A couple of specific examples here from current issues. Critics of the ”Qatar dollar” have quite rightly pointed out that it hits Argentina’s slumping middle class much harder than the rich as against the official line of promoting social justice while protecting the productive sector – it might also be asked if airlines will continue to fly foreign tourists into Argentina if there is no traffic in the opposite direction. Yet this issue of credit card spending abroad simultaneously exposes the glaring income inequalities of Argentine society – just 200,000 of the three million travellers abroad account for 81 percent of that spending. The middle class cannot be defended without serious action to address the income inequalities so much more extreme in Latin America than the rest of the world. That “Qatar dollar“ is, in turn, part of a raft of measures designed to limit reserve outlay to essential imports but how essential are they? Thus the auto industry is indeed a leading exporter but if it required US$6.6 billion of imports for US$5.3 billion of exports in the first two-thirds of this year, the whole model of industrial protectionism and import substitution might be questioned.
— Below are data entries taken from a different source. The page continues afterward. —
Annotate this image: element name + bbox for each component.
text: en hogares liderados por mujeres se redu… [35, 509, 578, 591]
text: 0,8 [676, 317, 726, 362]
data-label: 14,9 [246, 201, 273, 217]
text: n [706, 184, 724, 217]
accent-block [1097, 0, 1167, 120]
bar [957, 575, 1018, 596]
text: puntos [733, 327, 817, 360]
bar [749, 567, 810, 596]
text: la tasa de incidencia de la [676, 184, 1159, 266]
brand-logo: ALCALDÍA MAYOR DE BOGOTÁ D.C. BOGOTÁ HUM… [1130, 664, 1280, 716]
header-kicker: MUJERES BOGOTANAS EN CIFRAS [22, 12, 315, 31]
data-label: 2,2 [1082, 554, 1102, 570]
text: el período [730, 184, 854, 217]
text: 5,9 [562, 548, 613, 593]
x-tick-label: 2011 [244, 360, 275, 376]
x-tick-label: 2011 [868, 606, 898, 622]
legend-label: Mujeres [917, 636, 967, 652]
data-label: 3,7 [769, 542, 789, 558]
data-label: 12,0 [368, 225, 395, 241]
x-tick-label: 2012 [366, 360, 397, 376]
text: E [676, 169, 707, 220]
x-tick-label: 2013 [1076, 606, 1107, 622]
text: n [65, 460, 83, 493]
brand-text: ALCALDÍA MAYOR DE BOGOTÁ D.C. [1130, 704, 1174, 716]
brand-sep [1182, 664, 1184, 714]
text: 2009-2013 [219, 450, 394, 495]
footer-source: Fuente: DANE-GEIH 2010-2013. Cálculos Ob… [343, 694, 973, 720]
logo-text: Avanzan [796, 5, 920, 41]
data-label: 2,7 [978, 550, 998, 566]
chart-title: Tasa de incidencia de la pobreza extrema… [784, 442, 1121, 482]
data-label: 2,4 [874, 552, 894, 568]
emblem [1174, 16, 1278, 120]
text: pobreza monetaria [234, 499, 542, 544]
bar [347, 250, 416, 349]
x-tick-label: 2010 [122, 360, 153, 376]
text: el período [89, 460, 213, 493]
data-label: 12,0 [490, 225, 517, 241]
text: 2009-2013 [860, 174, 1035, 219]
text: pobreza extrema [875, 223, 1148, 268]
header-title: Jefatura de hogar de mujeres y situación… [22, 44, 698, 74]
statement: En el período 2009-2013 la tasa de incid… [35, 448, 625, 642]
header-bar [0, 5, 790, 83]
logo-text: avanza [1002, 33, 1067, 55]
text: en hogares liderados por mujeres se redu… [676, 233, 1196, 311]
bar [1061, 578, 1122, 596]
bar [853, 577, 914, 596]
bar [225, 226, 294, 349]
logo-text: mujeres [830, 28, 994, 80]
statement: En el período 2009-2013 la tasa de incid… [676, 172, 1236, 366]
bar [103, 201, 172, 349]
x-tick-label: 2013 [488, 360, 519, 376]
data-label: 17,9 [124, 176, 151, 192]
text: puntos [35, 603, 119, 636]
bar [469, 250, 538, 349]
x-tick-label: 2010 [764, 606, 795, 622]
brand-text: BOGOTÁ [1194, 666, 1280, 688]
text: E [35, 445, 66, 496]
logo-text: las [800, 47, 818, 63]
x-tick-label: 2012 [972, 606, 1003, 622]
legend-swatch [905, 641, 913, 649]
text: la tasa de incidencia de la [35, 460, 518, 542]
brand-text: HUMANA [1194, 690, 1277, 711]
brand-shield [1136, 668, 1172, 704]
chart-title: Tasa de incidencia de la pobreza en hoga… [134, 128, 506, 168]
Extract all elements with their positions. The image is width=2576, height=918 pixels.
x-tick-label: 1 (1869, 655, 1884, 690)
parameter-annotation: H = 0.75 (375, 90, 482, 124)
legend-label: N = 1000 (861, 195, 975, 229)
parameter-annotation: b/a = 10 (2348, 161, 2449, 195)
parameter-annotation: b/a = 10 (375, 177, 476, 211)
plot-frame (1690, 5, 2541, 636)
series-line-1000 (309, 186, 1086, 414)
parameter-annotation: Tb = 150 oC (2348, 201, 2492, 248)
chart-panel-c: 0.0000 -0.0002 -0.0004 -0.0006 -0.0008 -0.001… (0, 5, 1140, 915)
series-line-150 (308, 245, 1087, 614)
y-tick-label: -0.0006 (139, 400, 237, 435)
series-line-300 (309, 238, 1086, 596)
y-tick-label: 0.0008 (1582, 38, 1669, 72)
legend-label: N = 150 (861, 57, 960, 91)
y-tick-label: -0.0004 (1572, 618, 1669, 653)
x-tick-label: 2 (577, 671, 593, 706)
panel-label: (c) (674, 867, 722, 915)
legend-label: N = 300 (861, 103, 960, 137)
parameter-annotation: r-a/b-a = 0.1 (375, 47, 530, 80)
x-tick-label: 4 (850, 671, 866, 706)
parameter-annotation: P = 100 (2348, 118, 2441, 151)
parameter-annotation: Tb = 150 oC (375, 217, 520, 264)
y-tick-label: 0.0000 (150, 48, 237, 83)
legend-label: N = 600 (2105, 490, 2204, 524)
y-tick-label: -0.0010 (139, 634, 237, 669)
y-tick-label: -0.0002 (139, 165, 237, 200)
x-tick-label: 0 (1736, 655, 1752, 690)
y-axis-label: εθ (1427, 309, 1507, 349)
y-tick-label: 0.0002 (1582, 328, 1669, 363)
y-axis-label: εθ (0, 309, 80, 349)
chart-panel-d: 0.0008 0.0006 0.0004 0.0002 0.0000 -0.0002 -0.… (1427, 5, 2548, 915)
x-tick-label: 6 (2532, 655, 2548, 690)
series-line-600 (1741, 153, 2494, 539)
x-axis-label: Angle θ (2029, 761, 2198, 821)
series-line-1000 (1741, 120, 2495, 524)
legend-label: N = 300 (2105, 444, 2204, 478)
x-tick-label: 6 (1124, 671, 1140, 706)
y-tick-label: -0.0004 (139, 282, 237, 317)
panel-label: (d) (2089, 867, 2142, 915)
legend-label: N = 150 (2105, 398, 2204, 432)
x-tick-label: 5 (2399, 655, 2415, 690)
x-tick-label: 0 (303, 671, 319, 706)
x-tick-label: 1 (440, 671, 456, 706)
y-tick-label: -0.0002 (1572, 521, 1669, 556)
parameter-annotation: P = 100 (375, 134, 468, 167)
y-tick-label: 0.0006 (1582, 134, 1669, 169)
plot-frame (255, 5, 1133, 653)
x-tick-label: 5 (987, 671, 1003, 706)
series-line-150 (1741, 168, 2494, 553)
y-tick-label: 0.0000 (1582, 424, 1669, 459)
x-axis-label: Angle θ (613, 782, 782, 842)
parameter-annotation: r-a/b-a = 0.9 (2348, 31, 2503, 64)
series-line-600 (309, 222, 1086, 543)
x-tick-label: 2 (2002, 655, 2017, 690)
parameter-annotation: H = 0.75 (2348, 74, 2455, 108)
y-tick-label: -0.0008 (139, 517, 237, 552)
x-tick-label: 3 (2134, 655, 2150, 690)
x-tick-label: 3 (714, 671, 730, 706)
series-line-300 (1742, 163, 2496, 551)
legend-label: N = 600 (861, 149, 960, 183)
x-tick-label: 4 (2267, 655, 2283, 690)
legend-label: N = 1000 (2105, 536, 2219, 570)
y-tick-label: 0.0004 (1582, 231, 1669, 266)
The educational crisis is real enough and only aggravated by such populist moves as allowing students to pass without studying and tolerating, when not encouraging, the occupation of school buildings when continuation of education must surely be the bottom line after so many months lost to the pandemic. The opposition response to this tends to seek the reassertion of a lost scholastic and parental authority but this ignores the reasons for that loss of authority with outdated curricula and a rapidly changing technology where the students are often way ahead of their teachers – we can only look ahead not back.

Criticism must be supplemented by constructive alternatives and, to repeat, understanding the problem is the most important half of the solution.